Concerns have been raised over the deteriorating condition of the Bellara Bibimulya Wetlands and its impact on local residents and ecosystem.
Residents who reside near or on the extremity of the wetlands met onsite with Moreton Bay Regional Council recently to discuss ways to remedy the situation.
The wetlands area now makes up three small lakes on which residents Eileen and Andrew Crane have resided for more than 20 years.
Andrew says the wetlands were reconfigured by council just over a decade ago, changing the whole ecosystem and drainage paths.
“Originally this whole area was a salt water marsh with mangroves, wildlife and crabs until council developed it into three lakes,” Andrew said.
Andrew and Eileen said the redevelopment works were designed for storm water to drain into the first lake to allow the sediment to settle, then flow into the second lake, and ultimately into the third lake and then out to Pumicestone Passage.

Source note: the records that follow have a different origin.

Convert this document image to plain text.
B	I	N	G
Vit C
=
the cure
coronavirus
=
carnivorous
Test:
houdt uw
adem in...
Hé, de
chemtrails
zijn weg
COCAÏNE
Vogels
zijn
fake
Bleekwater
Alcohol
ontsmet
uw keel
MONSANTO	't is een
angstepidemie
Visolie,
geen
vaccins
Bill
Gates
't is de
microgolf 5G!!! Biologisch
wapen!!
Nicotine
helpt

“When council reconfigured the area, they left little space for machinery to access,” Eileen said.
“Now the drains are blocked with sediment which keeps building up layer by layer and with every heavy rainfall we have flooding up on to the banks.
“The nutrient in the sediment has encouraged salvinia (a noxious weed) to breed. We used to have pelicans, spoonbills and egret visit, now we only have water hen and ibis,” Eileen said.
Another resident who only purchased in the area five months ago cannot believe the deterioration of the wetlands during that time.
When she arrived, the wetlands were thriving and birdlife and fish were abundant.
“It is now solid sludge. The council keeps spraying the weed, but it needs dredging.”
Councillor Brooke Savige informed concerned residents that remedial works would be carried out.
“Council wants to fix these problems and they will, particularly when this has been left for so long with only maintenance issues being fixed but not the more substantial drainage and waterways issues being looked at,” Cr Savige said.
A council spokesperson said council officers had inspected the site and maintenance works were scheduled for the area.
“We have installed booms to prevent the spread of the weed and will be conducting a range of treatment activities to manage salvinia in the area.
Council said maintenance works would also include unblocking drainage areas and tidal gates.
“Bibimulya Wetlands are an important stormwater asset designed to improve water quality and catchment flows,” the council spokesperson said.
“These wetlands act as filtration systems to remove pollutants like sediment, nitrogen and phosphorus from stormwater discharging from the surrounding suburban catchment.
“When our wetlands are healthy it encourages the growth of natural vegetation that treats the water before entering Pumicestone Passage.”
Council said it would continue to treat aquatic weeds, such as salvinia, in the waterway.